Cardiac mechanical energy and effects on the arterial tree.

Blood flow pulsatility is the result of the heart's activity as a pump unable to develop steady flow, and its interaction with the arterial tree. Thus, the heart is a cyclic energy generator whose adequate function requires the two phases of this cycle to be normal. Diastolic properties determine the degree of filling of the ventricles and the strength of the following systole. Systole, in turn, must generate enough energy to overcome forces opposing ejection. These can be divided into internal (the mechanical characteristics of the ventricle itself) and external loads (the characteristics of the arterial tree). As a result, hydraulic energy is imparted to blood (external ventricular work) that manifests itself as blood pressure and flow.
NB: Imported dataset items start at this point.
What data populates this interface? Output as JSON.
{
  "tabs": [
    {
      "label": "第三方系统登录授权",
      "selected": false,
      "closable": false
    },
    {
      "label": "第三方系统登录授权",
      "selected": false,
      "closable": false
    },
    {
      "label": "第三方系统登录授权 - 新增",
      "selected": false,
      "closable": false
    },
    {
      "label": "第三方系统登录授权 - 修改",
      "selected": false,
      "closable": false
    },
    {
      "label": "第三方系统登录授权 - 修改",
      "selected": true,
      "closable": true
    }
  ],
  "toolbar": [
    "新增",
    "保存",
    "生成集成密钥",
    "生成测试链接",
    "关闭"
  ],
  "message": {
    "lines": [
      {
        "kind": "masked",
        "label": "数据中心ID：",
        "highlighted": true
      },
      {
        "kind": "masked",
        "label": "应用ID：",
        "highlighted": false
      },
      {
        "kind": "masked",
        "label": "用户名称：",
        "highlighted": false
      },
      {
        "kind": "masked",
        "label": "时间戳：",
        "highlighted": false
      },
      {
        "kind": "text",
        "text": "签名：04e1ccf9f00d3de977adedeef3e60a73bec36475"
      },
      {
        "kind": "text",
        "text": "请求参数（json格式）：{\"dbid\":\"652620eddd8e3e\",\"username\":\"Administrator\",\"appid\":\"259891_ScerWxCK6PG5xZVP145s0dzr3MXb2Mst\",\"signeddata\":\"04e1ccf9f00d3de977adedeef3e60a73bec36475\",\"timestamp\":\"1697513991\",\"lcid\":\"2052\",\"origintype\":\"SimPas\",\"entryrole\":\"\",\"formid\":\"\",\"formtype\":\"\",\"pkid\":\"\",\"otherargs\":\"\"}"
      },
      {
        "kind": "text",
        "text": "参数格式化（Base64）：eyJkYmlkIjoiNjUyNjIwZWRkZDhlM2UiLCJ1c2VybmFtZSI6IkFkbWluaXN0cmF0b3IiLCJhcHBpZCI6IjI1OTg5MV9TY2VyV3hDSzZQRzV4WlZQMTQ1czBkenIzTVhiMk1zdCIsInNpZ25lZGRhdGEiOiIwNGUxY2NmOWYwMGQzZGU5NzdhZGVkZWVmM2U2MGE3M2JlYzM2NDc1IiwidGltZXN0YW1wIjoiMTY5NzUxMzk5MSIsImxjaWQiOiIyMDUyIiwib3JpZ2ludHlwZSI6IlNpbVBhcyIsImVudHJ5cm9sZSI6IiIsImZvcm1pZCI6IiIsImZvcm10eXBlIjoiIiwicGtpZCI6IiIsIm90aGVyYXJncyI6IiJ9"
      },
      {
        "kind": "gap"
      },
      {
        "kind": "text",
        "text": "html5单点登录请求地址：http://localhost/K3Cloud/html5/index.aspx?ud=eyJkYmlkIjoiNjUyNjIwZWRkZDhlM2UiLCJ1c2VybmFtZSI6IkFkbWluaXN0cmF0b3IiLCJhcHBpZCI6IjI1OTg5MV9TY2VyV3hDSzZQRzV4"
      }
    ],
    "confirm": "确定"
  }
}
Given the cyclic nature of cardiac activity, the external ventricular work has steady and pulsatile components. The steady component is energy lost during steady flow because of vascular resistance, and the pulsatile work is that lost in arterial pulsations and mainly depends on the aortic impedance. Thus, the characteristics of the arterial tree will determine the relative contribution of these two components to blood flow and the efficency of the heart. In addition, the arterial tree modifies the different waves (pressure and flow) traveling in the circulation. These modifications have important consequences for cardiac function. The ventricle and the arterial tree constitute a coupled biological system, and its overall performance is a function of the behavior of each unit at any given moment.